Sam Gant

In his relatively short and restricted life, Sam Gant achieved international recognition as a strong, original American artist. His richly colored expressionist paintings command prices ranging into several thousand dollars and have attracted many buyers of contemporary and “outsider” art in the United States and Europe.

His work has been shown in New York since 1995, and in 1997, it was hung in four concurrent exhibits: a large solo show at the American Primitive Gallery and group shows at the Outsider Art Fair, the National Black Fine Art Show, and the Pelham Art Center. His art has also been exhibited in France, Denmark, and Japan and in many US cities: Chicago, Baltimore, Washington DC, Seattle, Santa Barbara, Los Angeles, and the San Francisco Bay Area.

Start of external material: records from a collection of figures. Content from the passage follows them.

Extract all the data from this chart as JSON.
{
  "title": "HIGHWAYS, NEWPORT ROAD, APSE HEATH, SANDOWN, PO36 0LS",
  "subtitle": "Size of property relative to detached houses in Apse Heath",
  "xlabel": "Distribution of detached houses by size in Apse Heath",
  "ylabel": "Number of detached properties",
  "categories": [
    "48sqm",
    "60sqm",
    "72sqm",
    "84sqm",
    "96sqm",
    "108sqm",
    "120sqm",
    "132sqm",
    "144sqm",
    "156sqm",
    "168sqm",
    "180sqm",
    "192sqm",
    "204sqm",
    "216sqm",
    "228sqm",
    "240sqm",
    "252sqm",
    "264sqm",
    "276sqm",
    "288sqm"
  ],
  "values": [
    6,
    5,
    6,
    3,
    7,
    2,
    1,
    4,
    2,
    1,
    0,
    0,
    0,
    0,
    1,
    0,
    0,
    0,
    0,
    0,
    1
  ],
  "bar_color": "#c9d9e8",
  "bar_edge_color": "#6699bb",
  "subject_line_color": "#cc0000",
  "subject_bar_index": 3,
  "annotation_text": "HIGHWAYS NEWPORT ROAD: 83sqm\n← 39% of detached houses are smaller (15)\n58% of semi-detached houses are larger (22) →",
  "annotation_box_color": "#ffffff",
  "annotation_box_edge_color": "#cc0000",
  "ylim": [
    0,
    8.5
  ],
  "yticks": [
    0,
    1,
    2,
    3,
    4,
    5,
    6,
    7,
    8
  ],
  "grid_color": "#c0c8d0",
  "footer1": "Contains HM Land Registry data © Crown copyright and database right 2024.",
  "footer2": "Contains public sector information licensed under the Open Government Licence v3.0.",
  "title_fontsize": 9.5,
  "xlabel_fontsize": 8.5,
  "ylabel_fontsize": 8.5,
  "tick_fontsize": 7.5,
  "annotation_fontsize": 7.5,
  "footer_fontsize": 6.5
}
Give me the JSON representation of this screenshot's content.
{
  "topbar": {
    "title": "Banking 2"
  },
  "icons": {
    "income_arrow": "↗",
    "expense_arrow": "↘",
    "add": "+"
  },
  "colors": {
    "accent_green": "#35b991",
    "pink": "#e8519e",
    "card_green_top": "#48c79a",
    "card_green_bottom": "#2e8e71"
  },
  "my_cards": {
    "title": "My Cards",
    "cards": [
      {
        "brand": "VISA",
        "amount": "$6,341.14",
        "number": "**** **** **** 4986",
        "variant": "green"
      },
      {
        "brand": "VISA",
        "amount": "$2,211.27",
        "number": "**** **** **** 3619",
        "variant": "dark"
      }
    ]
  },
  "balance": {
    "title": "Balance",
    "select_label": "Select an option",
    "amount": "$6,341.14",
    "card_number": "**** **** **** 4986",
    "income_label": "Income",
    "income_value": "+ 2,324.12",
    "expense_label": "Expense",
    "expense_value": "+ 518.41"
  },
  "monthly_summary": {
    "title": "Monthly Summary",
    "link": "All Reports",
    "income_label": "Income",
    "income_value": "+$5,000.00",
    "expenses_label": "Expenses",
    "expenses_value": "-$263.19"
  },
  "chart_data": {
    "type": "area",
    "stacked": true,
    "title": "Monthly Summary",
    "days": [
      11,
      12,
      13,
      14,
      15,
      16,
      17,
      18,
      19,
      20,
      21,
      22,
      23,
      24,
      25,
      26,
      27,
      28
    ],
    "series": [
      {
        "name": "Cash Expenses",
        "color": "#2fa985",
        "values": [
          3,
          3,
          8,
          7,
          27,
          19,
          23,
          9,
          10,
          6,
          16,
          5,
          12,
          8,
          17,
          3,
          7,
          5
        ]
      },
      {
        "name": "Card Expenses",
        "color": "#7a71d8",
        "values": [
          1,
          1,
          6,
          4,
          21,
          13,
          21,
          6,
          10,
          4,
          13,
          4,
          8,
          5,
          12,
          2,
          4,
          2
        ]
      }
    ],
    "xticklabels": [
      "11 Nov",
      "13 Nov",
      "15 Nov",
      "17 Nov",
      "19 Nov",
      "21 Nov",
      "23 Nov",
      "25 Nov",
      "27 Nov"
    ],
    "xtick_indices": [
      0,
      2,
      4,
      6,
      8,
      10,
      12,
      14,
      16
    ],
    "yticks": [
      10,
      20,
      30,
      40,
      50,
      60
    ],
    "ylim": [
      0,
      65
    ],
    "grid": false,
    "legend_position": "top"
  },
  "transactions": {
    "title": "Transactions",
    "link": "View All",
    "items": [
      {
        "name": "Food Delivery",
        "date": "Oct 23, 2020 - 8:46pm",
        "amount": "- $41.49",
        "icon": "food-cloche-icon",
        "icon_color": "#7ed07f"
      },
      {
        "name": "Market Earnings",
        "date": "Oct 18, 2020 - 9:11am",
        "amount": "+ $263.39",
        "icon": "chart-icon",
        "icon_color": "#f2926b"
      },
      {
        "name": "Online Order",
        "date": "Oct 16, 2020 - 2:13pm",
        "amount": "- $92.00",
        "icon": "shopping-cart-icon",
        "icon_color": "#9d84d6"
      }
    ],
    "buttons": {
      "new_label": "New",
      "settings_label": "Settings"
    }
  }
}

Gant’s art career spanned only 16 years, beginning in 1984 when he enrolled at NIAD. He spent most, if not all, of his life struggling to communicate despite diagnoses of autism and deafness and a resulting inability to verbalize. Gant came to NIAD at age 29 with no art experience, but he developed strong spatial and structural perceptions and excellent eye-hand coordination for drawing.

In painting, Gant found a means to elicit responses from others. Gradually, under the careful guidance of NIAD staff, he began to structure paintings with color planes and areas, and to decorate them with verbal images: strings of letters and numbers, his name, and eventually words, phrases and telephone numbers. He often used them with one or more other images including animals, women, flowers, moons, stars, racing cars, guns, rockets, and round-bodied airplanes and spaceships with graceful curved wings. He developed a wide chromatic range of colors that he applied freely but carefully. Instead of chaos, the combination of these elements attains a resolution, a union of disparate imagery in a world of color.

In June 2000 at age 45, Gant died of congestive heart failure in Richmond where he resided for many years in a board-in-care home.

A memorial written by his fellow NIAD artists states,

“In the beginning, he was kind of an angry guy; But after a while He found that this was a place In which he could be happy.”

He was motivated to communicate with his teachers first by drawing pictures, then by writing simple words, and ultimately speaking. He found ways to communicate with his colleagues. Gant laughed more, enjoyed dancing, excursions, and discussions.

Gant’s art suggest a richer interior life, a connection felt between the body, the soul, and the universe transcending the constraints of the artist’s mostly silent world.